The Dark Tower barely beat Christopher Nolan’s Dunkirk in its opening weekend, rounding out what’s been a slow summer box office. Director Nikolaj Arcel’s highly anticipated adaptation of Stephen King’s novel opened to mostly poor reviews, sitting at 18% on Rotten Tomatoes as of Sunday. But The Dark Tower was still projected to beat out fellow new release Detroit and give Dunkirk a run when it first hit theaters.

The Dark Tower was projected earlier this week to land at around $20-25 million in its first weekend, making back a good chunk of its relatively modest $66 million budget (including reshoots). Detroit was also slated to gross about $10-15 million in its wide release. But the weekend totals are in, and while The Dark Tower managed to win, it came in lower than expected – underlining how the summer box office as a whole had a steep drop-off from last year.

As reported by Variety, The Dark Tower managed to unseat Dunkirk at the top spot of the domestic box office with $19.5 million from 3,451 locations. While that fell below its earlier projections of $20 million, it narrowly beat out Columbia’s estimate of $19 million. Dunkirk, meanwhile, finished second with $17.6 million at 4,014 locations, which is only a 34% drop from last weekend. Already one of the most commercially successful World War II movies ever, Dunkirk should end up with about $133.6 million domestically and passed the $300 million mark worldwide on Saturday. Made mostly with IMAX cameras, Nolan’s latest grossed $4 million this weekend from IMAX screenings alone.

Christopher Nolan and Harry Styles on Dunkirk set The Dark Tower Narrowly Beats Dunkirk At Poor Weekend Box Office

Sony’s The Emoji Movie checks in at third place with $12.35 million from 4,075 locations, only a 50% drop from last week. Universal’s Girls Trip continues to be the summer’s biggest comedy, bringing in another $11.4 million from 2,582 theaters to finish fourth. Rounding out the top-5 is Aviron Pictures’ Halle Berry-led thriller Kidnap, which earned $10.2 million from 2,378 locations.

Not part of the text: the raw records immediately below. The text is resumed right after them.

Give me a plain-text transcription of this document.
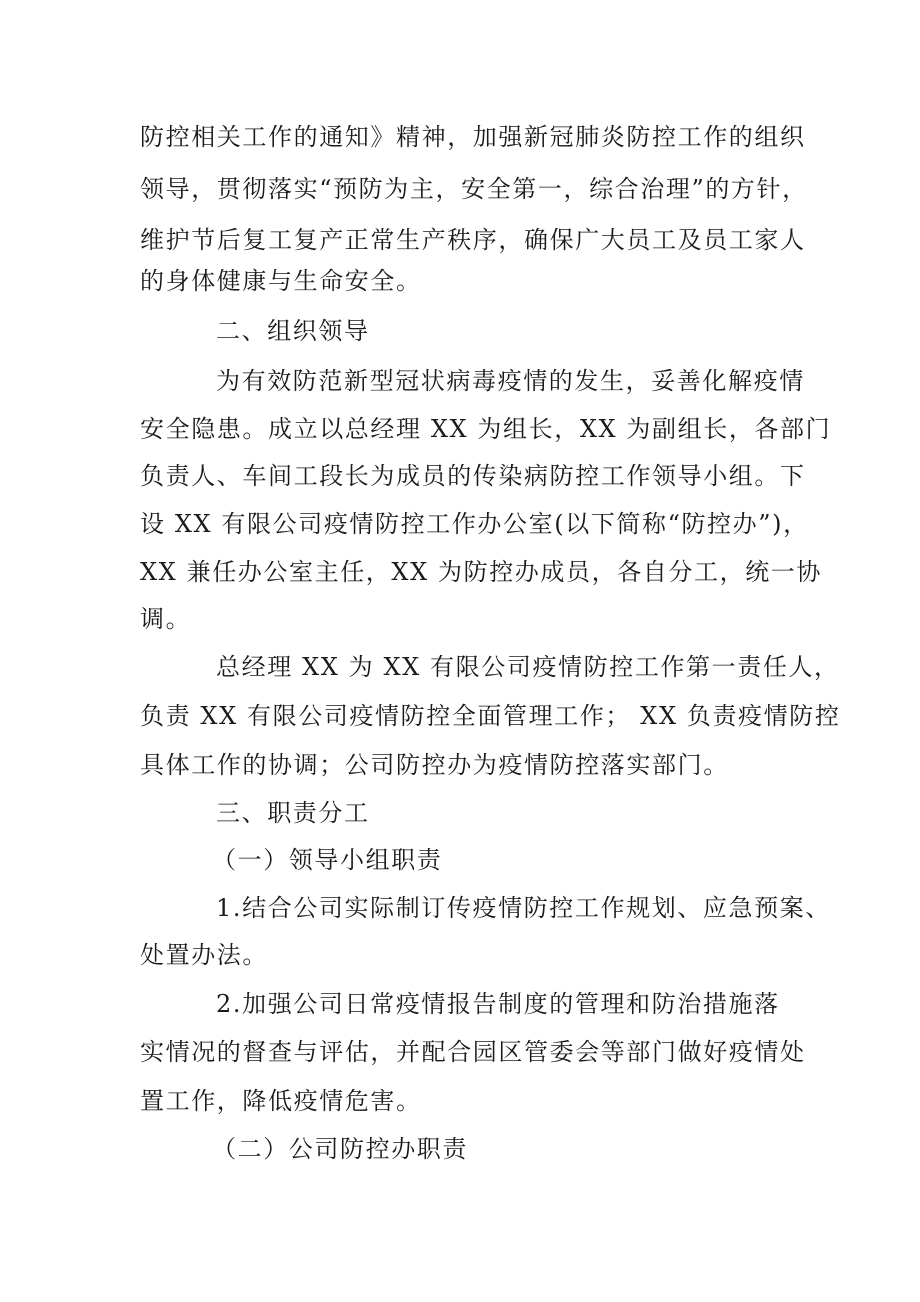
防控相关工作的通知》精神，加强新冠肺炎防控工作的组织
领导，贯彻落实“预防为主，安全第一，综合治理”的方针，
维护节后复工复产正常生产秩序，确保广大员工及员工家人
的身体健康与生命安全。
二、组织领导
为有效防范新型冠状病毒疫情的发生，妥善化解疫情
安全隐患。成立以总经理 XX 为组长，XX 为副组长，各部门
负责人、车间工段长为成员的传染病防控工作领导小组。下
设 XX 有限公司疫情防控工作办公室(以下简称“防控办”)，
XX 兼任办公室主任，XX 为防控办成员，各自分工，统一协
调。
总经理 XX 为 XX 有限公司疫情防控工作第一责任人，
负责 XX 有限公司疫情防控全面管理工作； XX 负责疫情防控
具体工作的协调；公司防控办为疫情防控落实部门。
三、职责分工
（一）领导小组职责
1.结合公司实际制订传疫情防控工作规划、应急预案、
处置办法。
2.加强公司日常疫情报告制度的管理和防治措施落
实情况的督查与评估，并配合园区管委会等部门做好疫情处
置工作，降低疫情危害。
（二）公司防控办职责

Detroit, meanwhile, fell short of its $10 million projection with just $7.3 million at 3,007 locations. The movie opened to widespread acclaim with an 88% score on Rotten Tomatoes as of Sunday and will likely get plenty of attention come awards season, but it’s nonetheless a disappointing start for Bigelow’s latest collaboration with writer Mark Boal. The overall summer box office is down from the same time period last year, when Suicide Squad opened to $133.7 million in the U.S. Despite the continued success for blockbusters like Dunkirk, Spider-Man: Homecoming, and Wonder Woman, a string of recent disappointments has left the box office lagging behind 2016.

It’s not all bad news for the summer box office, as Wonder Woman is poised to cross the $400 million mark domestically in the coming days. But several other big-budget summer releases have not caught on with audiences. Some, like King Arthur: Legend of the Sword, have outright flopped, while the critically panned The Dark Tower is also likely to drop off significantly from here. The box office should see an end-of-year surge with Star Wars: The Last Jedi and other tentpoles, but it has nonetheless been an underwhelming summer overall.